Alice Lim’s problem: to keep up the swim practice rouse that allows her to spend every weekday afternoon alone at the glass museum, she has to soak her hair in the bathroom sink before crossing the highway back to Lombard Junior High, where her mother picks her daughter up and sees nothing out of order.
Alice Lim’s other problems: pre-algebra; competition for babysitting gigs; no crosswalk on the highway between the museum and the school; the way the sky over Galesburg gets darker much earlier in the winter.

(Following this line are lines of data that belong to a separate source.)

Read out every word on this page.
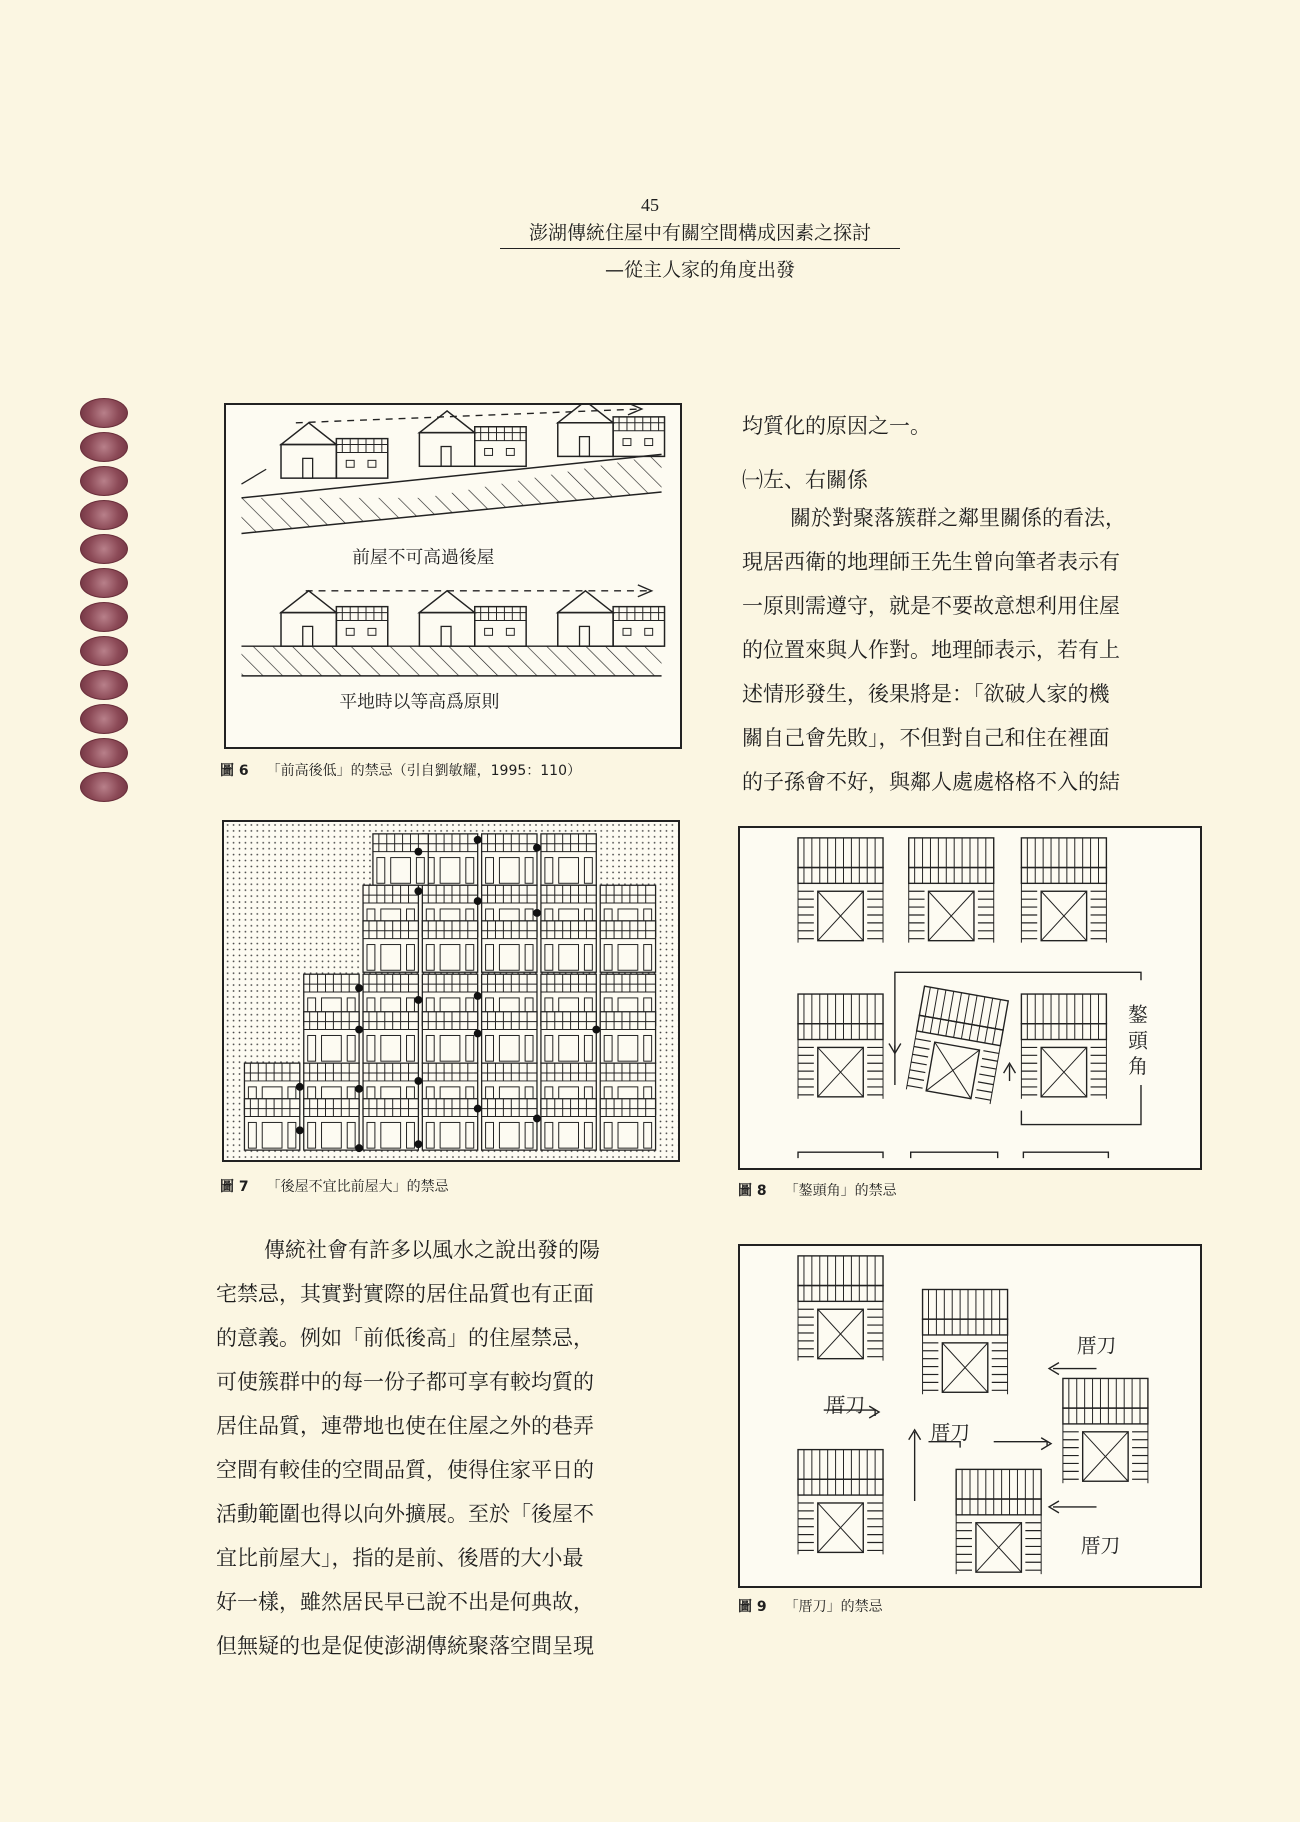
45
澎湖傳統住屋中有關空間構成因素之探討
—從主人家的角度出發
前屋不可高過後屋
平地時以等高爲原則
圖 6 「前高後低」的禁忌（引自劉敏耀，1995：110）
圖 7 「後屋不宜比前屋大」的禁忌
傳統社會有許多以風水之說出發的陽
宅禁忌，其實對實際的居住品質也有正面
的意義。例如「前低後高」的住屋禁忌，
可使簇群中的每一份子都可享有較均質的
居住品質，連帶地也使在住屋之外的巷弄
空間有較佳的空間品質，使得住家平日的
活動範圍也得以向外擴展。至於「後屋不
宜比前屋大」，指的是前、後厝的大小最
好一樣，雖然居民早已說不出是何典故，
但無疑的也是促使澎湖傳統聚落空間呈現
均質化的原因之一。
㈠左、右關係
關於對聚落簇群之鄰里關係的看法，
現居西衛的地理師王先生曾向筆者表示有
一原則需遵守，就是不要故意想利用住屋
的位置來與人作對。地理師表示，若有上
述情形發生，後果將是：「欲破人家的機
關自己會先敗」，不但對自己和住在裡面
的子孫會不好，與鄰人處處格格不入的結
鏊
頭
角
圖 8 「鏊頭角」的禁忌
厝刀
厝刀
厝刀
厝刀
圖 9 「厝刀」的禁忌
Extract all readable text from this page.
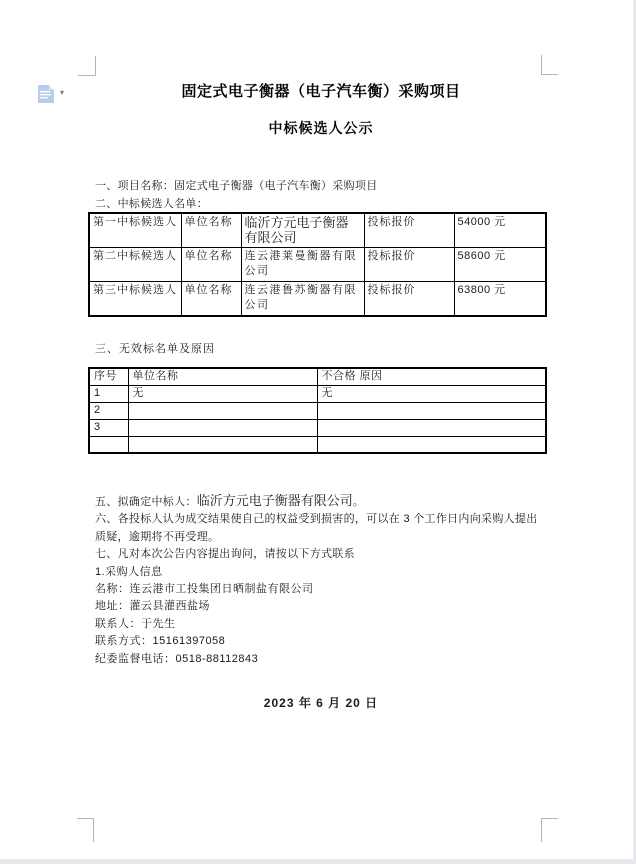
▾	固定式电子衡器（电子汽车衡）采购项目

中标候选人公示

一、项目名称：固定式电子衡器（电子汽车衡）采购项目

二、中标候选人名单：

第一中标候选人	单位名称	临沂方元电子衡器有限公司	投标报价	54000 元
第二中标候选人	单位名称	连云港莱曼衡器有限公司	投标报价	58600 元
第三中标候选人	单位名称	连云港鲁苏衡器有限公司	投标报价	63800 元

三、无效标名单及原因

序号	单位名称	不合格 原因
1	无	无
2		
3		

五、拟确定中标人：临沂方元电子衡器有限公司。

六、各投标人认为成交结果使自己的权益受到损害的，可以在 3 个工作日内向采购人提出质疑，逾期将不再受理。

七、凡对本次公告内容提出询问，请按以下方式联系

1.采购人信息
名称：连云港市工投集团日晒制盐有限公司
地址：灌云县灌西盐场
联系人：于先生
联系方式：15161397058
纪委监督电话：0518-88112843

2023 年 6 月 20 日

Mark Kasinski’s problem: Being a know-it-all with the dates he brings to the hot shop. Pointing to the second furnace in the row of three and identifying it as the glory hole. Winking when he says “glory hole.” Doing it very, very slowly.
Rita Dempster’s problem: There was the day a new delivery of glass beads came in. They were small and white, dented and jagged and many shaped. As Rita unpacked the boxes, she couldn’t help but be reminded of teeth.
MJ’s problem: While the rest of Galesburg goes to church, MJ looks for God in the furnace. She squints against the brightness; blinks back the splotches of black forming in her vision. MJ knows the origin of the term “glory hole.” It’s the name for a break in the clouds where sunlight passes through.